Due to high demand, online booking is strongly recommended.
The State Apartments
Picture gallery
The Picture Gallery is an antechamber, a passage which leads on to the Grand Salon. Lit from the outside by three picture windows, it gradually leads visitors into the State Apartments. From one panel to another, visitors follow the display which, as Edouard André and his wife intended, alternates between decorative works, overdoors, mythological compositions, still lifes, landscapes and portraits.
The prestigious artists Boucher, Chardin, Canaletto and Nattier have all been brought together in the Picture Gallery. They greet the visitor as, over 100 years ago, they greeted the guests of Mr and Mrs André, making this first apartment an extraordinary gallery of paintings. Edouard André and Nélie Jacquemart loved 18th century paintings, which the upper classes were rediscovering after having long judged them to be excessively frivolous.
The Grand Salon
Having waited in the Picture Gallery, visitors entered the Grand Salon, a reception room par excellence. It was here that Edouard André welcomed his guests. For particularly large receptions, he would have the side partitions removed by means of hydraulic cylinders to turn the Picture Gallery, the Grand Salon and the adjacent Music Room into a single space. Here Edouard André and Nélie Jacquemart would receive around a thousand guests at sumptuous parties to which Parisian high society flocked during that period.
The Salon differs from the other rooms in its semi-circular design which evokes the 18th-century predilection for curves over straight lines. Its decoration combines elements from the 18th century with elements created by craftsmen when the mansion was built. Together, they create a harmonious whole, typical of the decorative art being introduced at the time in which furniture, antique objects and copies of style co-existed together: today this is known as eclecticism.
The space does not lend itself to paintings so there are none here, but there is a beautiful collection of marble busts from the 18th century, creating a gallery of sculptures. We can recognise the features of some famous people: politicians but also famous artists hewn by talented sculptors, Coysevox, Lemoyne, Houdon and Michel Ange Slodtz.
The Music Room
The Music Room is the other large reception room. This room is typical of the Second Empire, with its walls hung in red and its dark wood furniture. The paintings which decorate the room were often changed as the collection grew in size. It takes us back to the France of the 18th century : Hubert Robert, Fragonard, Perronneau...

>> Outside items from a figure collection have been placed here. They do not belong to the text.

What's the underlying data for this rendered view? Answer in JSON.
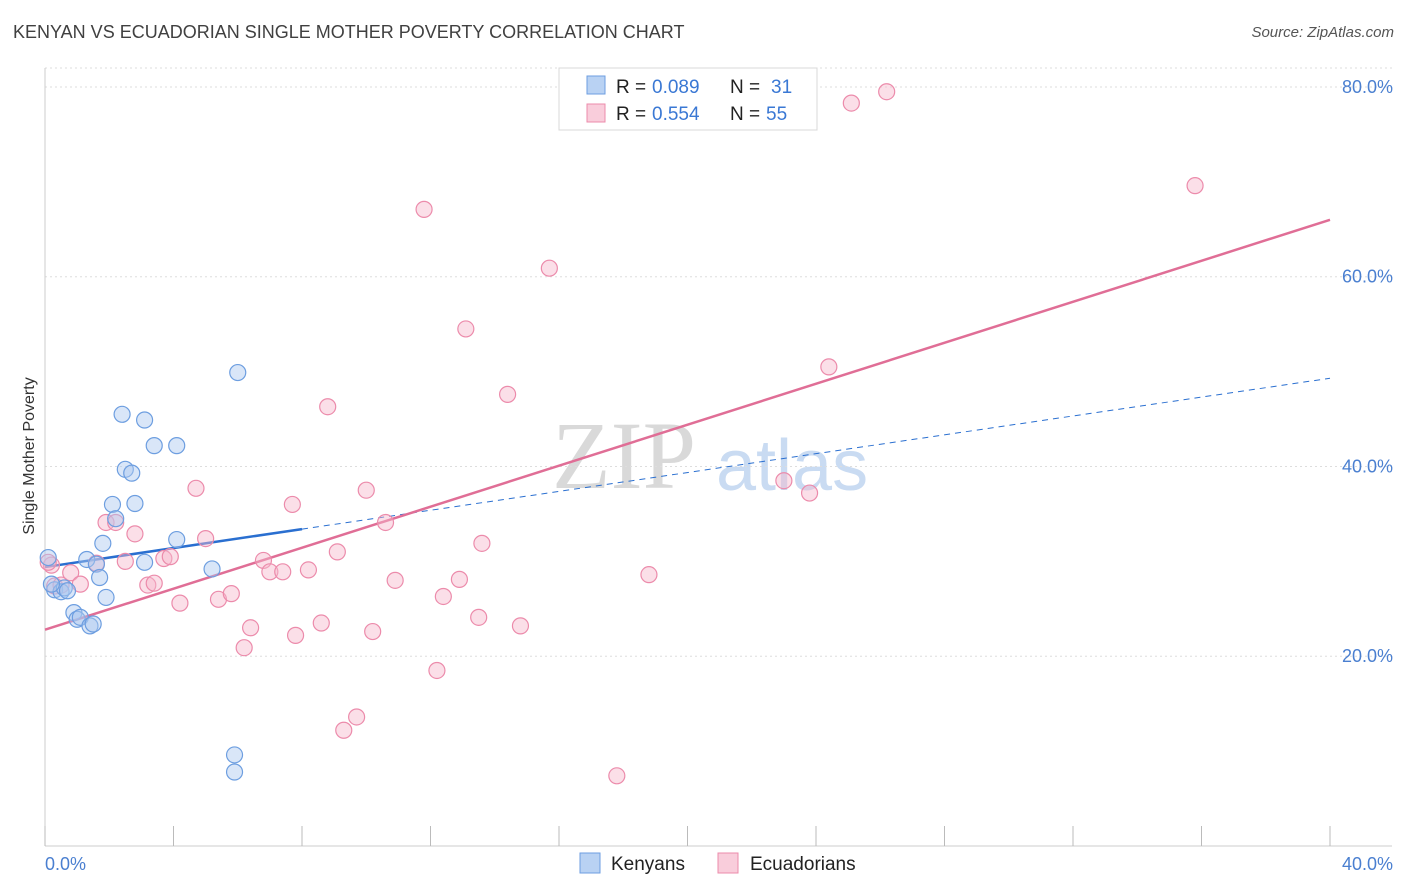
{
  "title": "KENYAN VS ECUADORIAN SINGLE MOTHER POVERTY CORRELATION CHART",
  "source": "Source: ZipAtlas.com",
  "watermark": {
    "zip": "ZIP",
    "atlas": "atlas"
  },
  "legend": {
    "r_label": "R =",
    "n_label": "N =",
    "entries": [
      {
        "r": "0.089",
        "n": "31",
        "color": "#aac8f0"
      },
      {
        "r": "0.554",
        "n": "55",
        "color": "#f6b8cc"
      }
    ]
  },
  "bottom_legend": [
    "Kenyans",
    "Ecuadorians"
  ],
  "chart_data": {
    "type": "scatter",
    "title": "KENYAN VS ECUADORIAN SINGLE MOTHER POVERTY CORRELATION CHART",
    "xlabel": "",
    "ylabel": "Single Mother Poverty",
    "xlim": [
      0,
      40
    ],
    "ylim": [
      0,
      82
    ],
    "x_tick_labels": [
      "0.0%",
      "40.0%"
    ],
    "y_ticks": [
      20,
      40,
      60,
      80
    ],
    "y_tick_labels": [
      "20.0%",
      "40.0%",
      "60.0%",
      "80.0%"
    ],
    "grid": true,
    "legend_position": "top-center",
    "colors": {
      "kenyans": "#6d9ee0",
      "ecuadorians": "#ec8bab",
      "kenyan_line": "#2a6fd0",
      "ecuadorian_line": "#e06e96"
    },
    "series": [
      {
        "name": "Kenyans",
        "points": [
          [
            0.1,
            30.4
          ],
          [
            0.3,
            27.0
          ],
          [
            0.5,
            26.8
          ],
          [
            0.6,
            27.2
          ],
          [
            0.7,
            26.9
          ],
          [
            0.9,
            24.6
          ],
          [
            1.0,
            23.9
          ],
          [
            1.1,
            24.1
          ],
          [
            1.4,
            23.2
          ],
          [
            1.5,
            23.4
          ],
          [
            1.3,
            30.2
          ],
          [
            1.6,
            29.7
          ],
          [
            1.7,
            28.3
          ],
          [
            1.8,
            31.9
          ],
          [
            1.9,
            26.2
          ],
          [
            2.1,
            36.0
          ],
          [
            2.2,
            34.5
          ],
          [
            2.4,
            45.5
          ],
          [
            2.5,
            39.7
          ],
          [
            2.7,
            39.3
          ],
          [
            2.8,
            36.1
          ],
          [
            3.1,
            44.9
          ],
          [
            3.1,
            29.9
          ],
          [
            3.4,
            42.2
          ],
          [
            4.1,
            42.2
          ],
          [
            4.1,
            32.3
          ],
          [
            5.2,
            29.2
          ],
          [
            5.9,
            9.6
          ],
          [
            5.9,
            7.8
          ],
          [
            6.0,
            49.9
          ],
          [
            0.2,
            27.6
          ]
        ],
        "trend": {
          "x0": 0,
          "y0": 29.4,
          "x1": 8,
          "y1": 33.4,
          "dashed_to_x": 40,
          "dashed_to_y": 49.3
        }
      },
      {
        "name": "Ecuadorians",
        "points": [
          [
            0.2,
            29.6
          ],
          [
            0.3,
            27.4
          ],
          [
            0.5,
            27.5
          ],
          [
            0.8,
            28.8
          ],
          [
            1.1,
            27.6
          ],
          [
            1.6,
            29.8
          ],
          [
            1.9,
            34.1
          ],
          [
            2.2,
            34.1
          ],
          [
            2.5,
            30.0
          ],
          [
            2.8,
            32.9
          ],
          [
            3.2,
            27.5
          ],
          [
            3.4,
            27.7
          ],
          [
            3.7,
            30.3
          ],
          [
            3.9,
            30.5
          ],
          [
            4.2,
            25.6
          ],
          [
            4.7,
            37.7
          ],
          [
            5.0,
            32.4
          ],
          [
            5.4,
            26.0
          ],
          [
            5.8,
            26.6
          ],
          [
            6.2,
            20.9
          ],
          [
            6.4,
            23.0
          ],
          [
            6.8,
            30.1
          ],
          [
            7.0,
            28.9
          ],
          [
            7.4,
            28.9
          ],
          [
            7.7,
            36.0
          ],
          [
            7.8,
            22.2
          ],
          [
            8.2,
            29.1
          ],
          [
            8.6,
            23.5
          ],
          [
            8.8,
            46.3
          ],
          [
            9.1,
            31.0
          ],
          [
            9.3,
            12.2
          ],
          [
            9.7,
            13.6
          ],
          [
            10.0,
            37.5
          ],
          [
            10.2,
            22.6
          ],
          [
            10.6,
            34.1
          ],
          [
            10.9,
            28.0
          ],
          [
            11.8,
            67.1
          ],
          [
            12.2,
            18.5
          ],
          [
            12.4,
            26.3
          ],
          [
            12.9,
            28.1
          ],
          [
            13.1,
            54.5
          ],
          [
            13.5,
            24.1
          ],
          [
            13.6,
            31.9
          ],
          [
            14.4,
            47.6
          ],
          [
            14.8,
            23.2
          ],
          [
            15.7,
            60.9
          ],
          [
            17.8,
            7.4
          ],
          [
            18.8,
            28.6
          ],
          [
            23.0,
            38.5
          ],
          [
            23.8,
            37.2
          ],
          [
            24.4,
            50.5
          ],
          [
            25.1,
            78.3
          ],
          [
            26.2,
            79.5
          ],
          [
            35.8,
            69.6
          ],
          [
            0.1,
            29.9
          ]
        ],
        "trend": {
          "x0": 0,
          "y0": 22.8,
          "x1": 40,
          "y1": 66.0
        }
      }
    ]
  }
}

The painting on the ceiling bears the hallmarks of one of the most sought-after painter-decorators of the period, Pierre-Victor Galland. Here he has portrayed Apollo, protector of the arts, thereby ensuring that the god of arts and music presides over the destiny of this house.
The Dining Room
The size of this room and the quality of its décor bear witness to its importance in the everyday life of the mansion. Around the edges of the room, a series of Louis XV console tables in gilt and sculpted wood serve as sideboards, while the bust of Mrs André has pride of place on the mantelpiece. Above the bust, five tapestries of Achilles woven in Brussels in the 18th century tell the adventures of the hero of the Trojan War. The freshness of their colours is remarkable.
The most surprising element is the fresco on the ceiling: the work of Giambattista Tiepolo, it comes from the Villa Contarini in Mira, as does the fresco on the staircase. Despite its subject, The announcement of the arrival of Henri III, the trompe l’oeil effects, the people leaning on their elbows and the monkey with its tail hanging over the arch, give it a comic air. The painter even appears to have put himself in there, leaning over the balustrade as though greeting the visitor.